Grève des infirmiers au Nord-Ubangi : Les soins promotionnels et préventifs abandonnés, les femmes enceintes et nourrissons exposés!

La situation devient de plus en préoccupante. Depuis la grève des infirmiers, les soins promotionnels et préventifs ne se donnent plus dans les 11 zones de santé de la province! Les femmes enceintes et les enfants (nourrissons) sont exposés à des risques d’épidémie.

Il s’observe déjà plusieurs cas de décès de nourrissons dans la ville de Gbadolite et à l’intérieur de la province. Il est certes difficile de lier ces décès à la non vaccination de routine mais néanmoins la vaccination procure une certaine immunité à l’enfant.

Or, tous les enfants nés pendant et après la grève n’ont encore reçu jusqu’à ce jour aucune dose de vaccin. Il est à craindre qu’avec cette situation de non vaccination, l’on puisse assister à la résurgence de certaines épidémies genres poliomyélite, rougeole, fièvre jaune et consort.

La Société civile du Nord-Ubangi parle d’une situation alarmante. Le Président du Cadre de Concertation de la Société Civile du Nord-Ubangi, Tailor Taima Zalo dit regretter la non prise en compte de son plaidoyer au près de grévistes. Plaidoyer qui recommandait aux infirmiers en grève de mettre en place un service minimum pour assurer certains services vitaux dont la vaccination de routine pour l’intérêt des femmes enceintes et des enfants de moins de 5 ans.

Tailor Taima Zalo ajoute par ailleurs que les “doses disponibles de ces vaccins risquent même de dépasser les dates de préemption sans être utilisées“. Ce qui va être un gaspillage pour la République.

Du côté des autorités sanitaires provinciales, le constat reste le même. Le Chef de Division Provinciale de la Santé, Docteur Davos Danvene reconnait la partubation des prestations des soins à travers toute la province du Nord-Ubangi suite à cette grève qui dure encore.

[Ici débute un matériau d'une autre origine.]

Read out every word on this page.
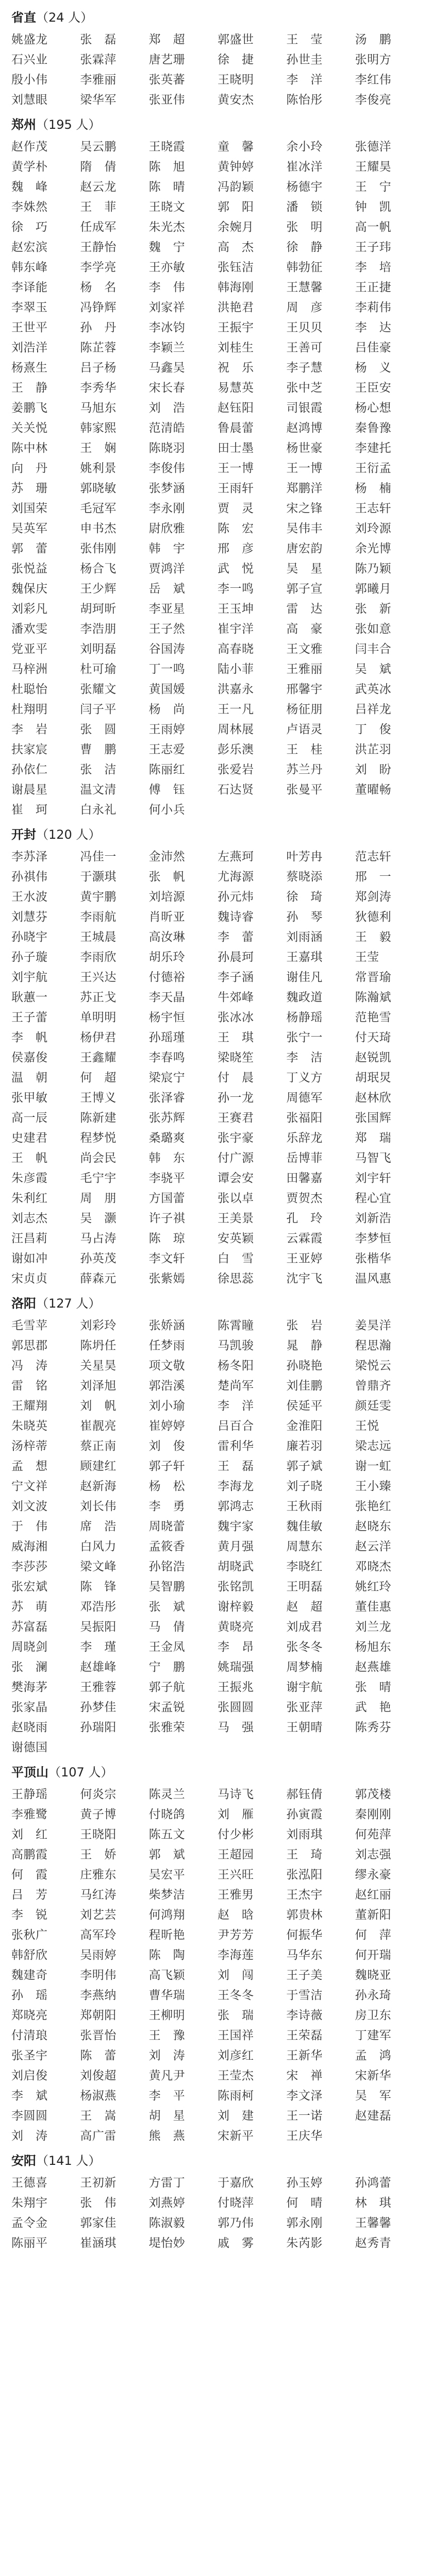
省直（24 人）
姚盛龙	张　磊	郑　超	郭盛世	王　莹	汤　鹏
石兴业	张霖萍	唐艺珊	徐　捷	孙世圭	张明方
殷小伟	李雅丽	张英蕃	王晓明	李　洋	李红伟
刘慧眼	梁华军	张亚伟	黄安杰	陈怡彤	李俊亮
郑州（195 人）
赵作茂	吴云鹏	王晓霞	童　馨	余小玲	张德洋
黄学朴	隋　倩	陈　旭	黄钟婷	崔冰洋	王耀昊
魏　峰	赵云龙	陈　晴	冯韵颖	杨德宇	王　宁
李姝然	王　菲	王晓文	郭　阳	潘　锁	钟　凯
徐　巧	任成军	朱光杰	余婉月	张　明	高一帆
赵宏滨	王静怡	魏　宁	高　杰	徐　静	王子玮
韩东峰	李学亮	王亦敏	张钰洁	韩勃征	李　培
李译能	杨　名	李　伟	韩海刚	王慧馨	王正捷
李翠玉	冯铮辉	刘家祥	洪艳君	周　彦	李莉伟
王世平	孙　丹	李冰钧	王振宇	王贝贝	李　达
刘浩洋	陈芷蓉	李颖兰	刘桂生	王善可	吕佳豪
杨熹生	吕子杨	马鑫吴	祝　乐	李子慧	杨　义
王　静	李秀华	宋长春	易慧英	张中芝	王臣安
姜鹏飞	马旭东	刘　浩	赵钰阳	司银霞	杨心想
关关悦	韩家熙	范清皓	鲁晨蕾	赵鸿博	秦鲁豫
陈中林	王　娴	陈晓羽	田士墨	杨世豪	李建托
向　丹	姚利景	李俊伟	王一博	王一博	王衍孟
苏　珊	郭晓敏	张梦涵	王雨轩	郑鹏洋	杨　楠
刘国荣	毛冠军	李永刚	贾　灵	宋之锋	王志轩
吴英军	申书杰	尉欣雅	陈　宏	吴伟丰	刘玲源
郭　蕾	张伟刚	韩　宇	邢　彦	唐宏韵	余光博
张悦益	杨合飞	贾鸿洋	武　悦	吴　星	陈乃颖
魏保庆	王少辉	岳　斌	李一鸣	郭子宣	郭曦月
刘彩凡	胡珂昕	李亚星	王玉坤	雷　达	张　新
潘欢雯	李浩朋	王子然	崔宇洋	高　豪	张如意
党亚平	刘明磊	谷国涛	高春晓	王文雅	闫丰合
马梓洲	杜可瑜	丁一鸣	陆小菲	王雅丽	吴　斌
杜聪怡	张耀文	黄国媛	洪嘉永	邢馨宇	武英冰
杜翔明	闫子平	杨　尚	王一凡	杨征朋	吕祥龙
李　岩	张　圆	王雨婷	周林展	卢语灵	丁　俊
扶家宸	曹　鹏	王志爱	彭乐澳	王　桂	洪芷羽
孙依仁	张　洁	陈丽红	张爱岩	苏兰丹	刘　盼
谢晨星	温文清	傅　钰	石达贤	张曼平	董曜畅
崔　珂	白永礼	何小兵
开封（120 人）
李苏泽	冯佳一	金沛然	左燕珂	叶芳冉	范志轩
孙祺伟	于灏琪	张　帆	尤海源	蔡晓添	邢　一
王水波	黄宇鹏	刘培源	孙元炜	徐　琦	郑剑涛
刘慧芬	李雨航	肖昕亚	魏诗睿	孙　琴	狄德利
孙晓宇	王城晨	高汝琳	李　蕾	刘雨涵	王　毅
孙子璇	李雨欣	胡乐玲	孙晨珂	王嘉琪	王莹
刘宇航	王兴达	付德裕	李子涵	谢佳凡	常晋瑜
耿蕙一	苏正戈	李天晶	牛郊峰	魏政道	陈瀚斌
王子蕾	单明明	杨宇恒	张冰冰	杨静瑶	范艳雪
李　帆	杨伊君	孙瑶瑾	王　琪	张宁一	付天琦
侯嘉俊	王鑫耀	李春鸣	梁晓笙	李　洁	赵锐凯
温　朝	何　超	梁宸宁	付　晨	丁义方	胡珉炅
张甲敏	王博义	张泽睿	孙一龙	周德军	赵林欣
高一辰	陈新建	张苏辉	王赛君	张福阳	张国辉
史建君	程梦悦	桑璐爽	张宇豪	乐辞龙	郑　瑞
王　帆	尚会民	韩　东	付广源	岳博菲	马智飞
朱彦霞	毛宁宇	李骁平	谭会安	田馨嘉	刘宇轩
朱利红	周　朋	方国蕾	张以卓	贾贺杰	程心宜
刘志杰	吴　灏	许子祺	王美景	孔　玲	刘新浩
汪昌莉	马占涛	陈　琼	安英颖	云霖霞	李梦恒
谢如冲	孙英茂	李文轩	白　雪	王亚婷	张楷华
宋贞贞	薛森元	张紫嫣	徐思蕊	沈宇飞	温风惠
洛阳（127 人）
毛雪苹	刘彩玲	张娇涵	陈霄瞳	张　岩	姜昊洋
郭思郡	陈坍任	任梦雨	马凯骏	晁　静	程思瀚
冯　涛	关星昊	项文敬	杨冬阳	孙晓艳	梁悦云
雷　铭	刘泽旭	郭浩溪	楚尚军	刘佳鹏	曾鼎齐
王耀翔	刘　帆	刘小瑜	李　洋	侯延平	颜廷雯
朱晓英	崔靓亮	崔婷婷	吕百合	金淮阳	王悦
汤梓蒂	蔡正南	刘　俊	雷利华	廉若羽	梁志远
孟　想	顾建红	郭子轩	王　磊	郭子斌	谢一虹
宁文祥	赵新海	杨　松	李海龙	刘子晓	王小臻
刘文波	刘长伟	李　勇	郭鸿志	王秋雨	张艳红
于　伟	席　浩	周晓蕾	魏宇家	魏佳敏	赵晓东
威海湘	白风力	孟筱香	黄月强	周慧东	赵云洋
李莎莎	梁文峰	孙铭浩	胡晓武	李晓红	邓晓杰
张宏斌	陈　锋	吴智鹏	张铭凯	王明磊	姚红玲
苏　萌	邓浩彤	张　斌	谢梓毅	赵　超	董佳惠
苏富磊	吴振阳	马　倩	黄晓亮	刘成君	刘兰龙
周晓剑	李　瑾	王金凤	李　昂	张冬冬	杨旭东
张　澜	赵雄峰	宁　鹏	姚瑞强	周梦楠	赵燕雄
樊海茅	王雅蓉	郭子航	王振兆	谢宇航	张　晴
张家晶	孙梦佳	宋孟锐	张圆圆	张亚萍	武　艳
赵晓雨	孙瑞阳	张雅荣	马　强	王朝晴	陈秀芬
谢德国
平顶山（107 人）
王静瑶	何炎宗	陈灵兰	马诗飞	郝钰倩	郭茂楼
李雅鹭	黄子博	付晓鸽	刘　雁	孙寅霞	秦刚刚
刘　红	王晓阳	陈五文	付少彬	刘雨琪	何苑萍
高鹏霞	王　娇	郭　斌	王超园	王　琦	刘志强
何　霞	庄雅东	吴宏平	王兴旺	张泓阳	缪永豪
吕　芳	马红涛	柴梦洁	王雅男	王杰宇	赵红丽
李　锐	刘艺芸	何鸿翔	赵　晗	郭贵林	董新阳
张秋广	高军玲	程昕艳	尹芳芳	何振华	何　萍
韩舒欣	吴雨婷	陈　陶	李海莲	马华东	何开瑞
魏建奇	李明伟	高飞颖	刘　闯	王子美	魏晓亚
孙　瑶	李燕纳	曹华瑞	王冬冬	于雪洁	孙永琦
郑晓亮	郑朝阳	王柳明	张　瑞	李诗薇	房卫东
付清琅	张晋怡	王　豫	王国祥	王荣磊	丁建军
张圣宇	陈　蕾	刘　涛	刘彦红	王新华	孟　鸿
刘启俊	刘俊超	黄凡尹	王莹杰	宋　禅	宋新华
李　斌	杨淑燕	李　平	陈雨柯	李文泽	吴　军
李圆圆	王　嵩	胡　星	刘　建	王一诺	赵建磊
刘　涛	高广雷	熊　燕	宋新平	王庆华
安阳（141 人）
王德喜	王初新	方雷丁	于嘉欣	孙玉婷	孙鸿蕾
朱翔宇	张　伟	刘燕婷	付晓萍	何　晴	林　琪
孟令金	郭家佳	陈淑毅	郭乃伟	郭永刚	王馨馨
陈丽平	崔涵琪	堤怡妙	戚　雾	朱芮影	赵秀青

“Même si les soins curatifs bénéficient quelques fois d’un service minimum de la part des grévistes, les soins promotionnels (éducation sanitaire, consultation prénatale, consultation préscolaire…) et les soins préventifs (la vaccination) sont totalement délaissés”

Et à celui-ci d’ajouter:

“Cet état de choses fait certainement chuter les indicateurs de ces activités et expose les femmes enceintes et enfants de moins de 5 ans à des risques augmentés liés à la grossesse, et risques d’épidémies”.

Que faire alors? En tout cas, le gouvernement congolais détient seul la solution à cette situation qui expose la vie  des milliers d’enfants et femmes enceintes.